Stephen R.Covey, in his book, has concisely encapsulated this philosophy of Dr.Frankl as a workable credo. “Dr.Frankl could decide, positively, within himself how all the suffering around would affect him. Between what happened to him, or the stimulus and his response to it, or power to choose that response; which he believed as the fundamental surviving principle. “One singular human endowment and a heroic nature of man”

Concisely, we can read it as “Between stimulus and response, man has the freedom to choose”. In all the wrenching circumstances I have selected this as my surviving response. I made it as an incentive that I always depended on sincerely. Helpfully, many viable choices that always protected me from many day to day battles. My choice always was, when faced with crippling issues: stay composed, look for all the alternatives, and don’t ever entertain negative reactions. Whatever may be the misleading provocation I have learned to stay cool to choose my next word or action?

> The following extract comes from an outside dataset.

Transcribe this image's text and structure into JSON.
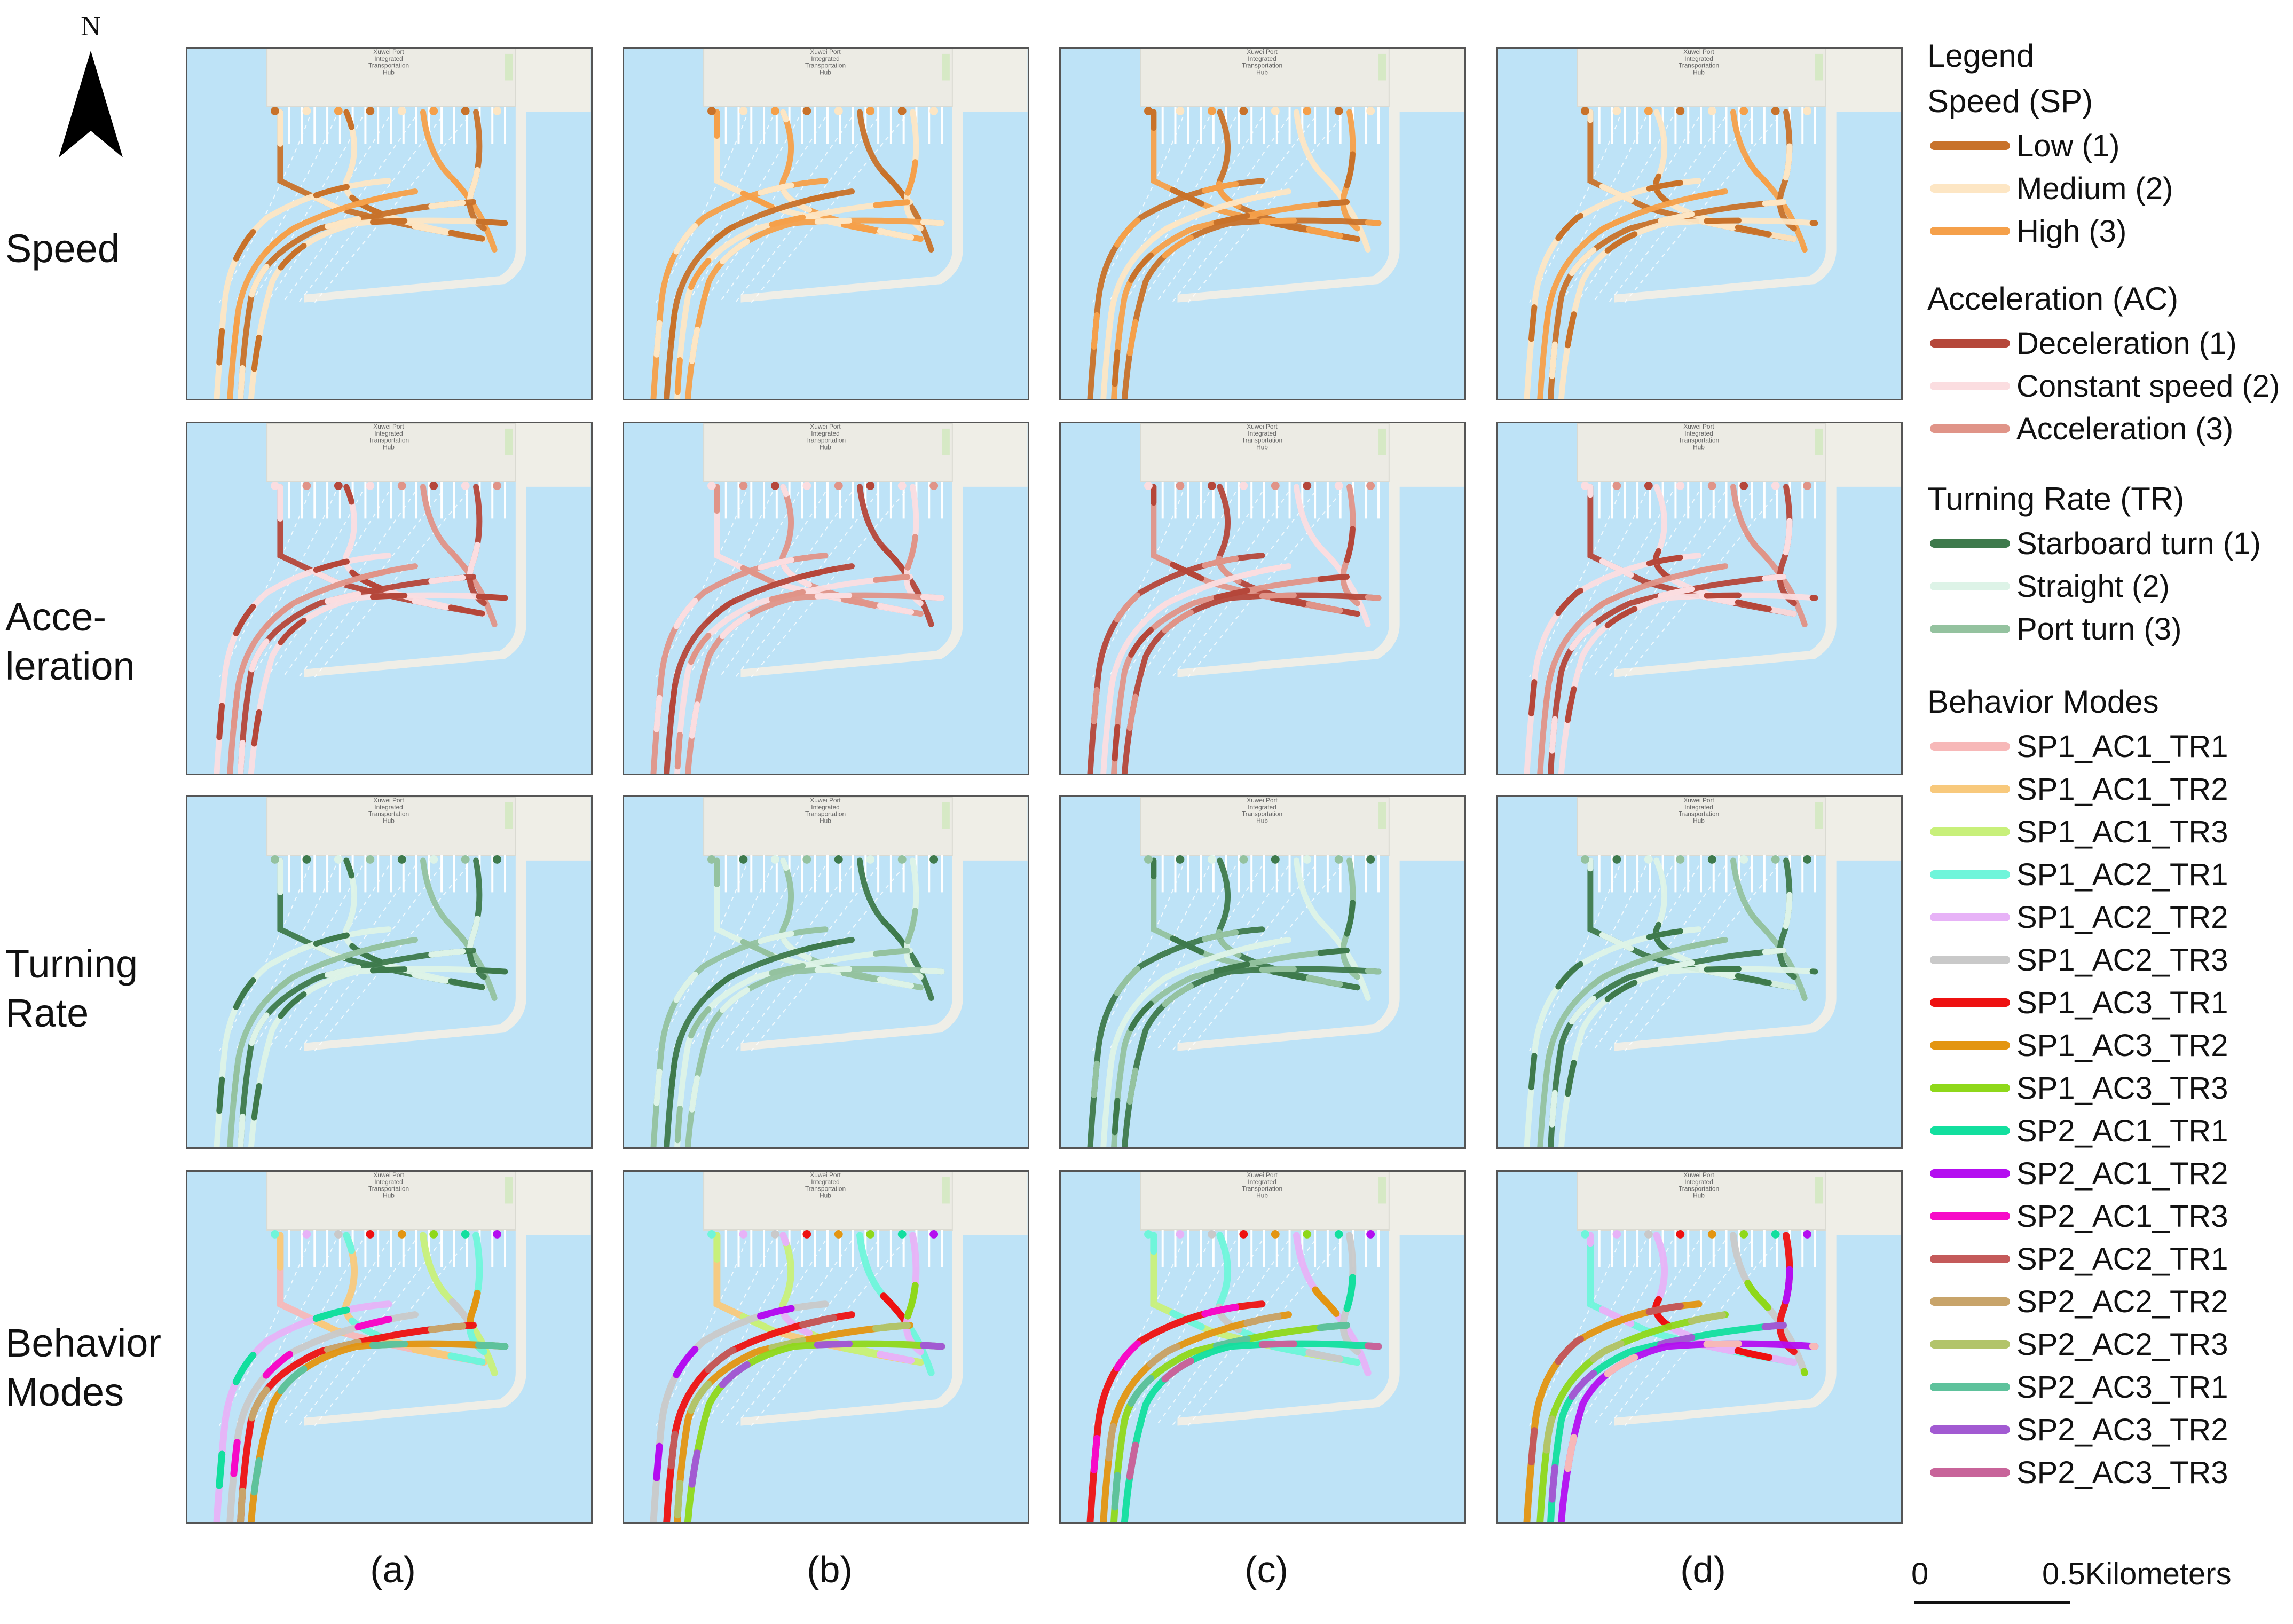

For the last three decades, my life has passed through many stubborn, difficult junctions. I have endured all the stress and ultimately emerged with minor emotional bruises. I have also learned to appreciate more happy endings in the journey. At the end of a rewarding day, I would sentimentally endorse it to the “two beliefs I have acquired and the wisdom they endowed me with”. In all frankness, the philosophy I have carried through thick and thin in dealing with my daily toils and tears.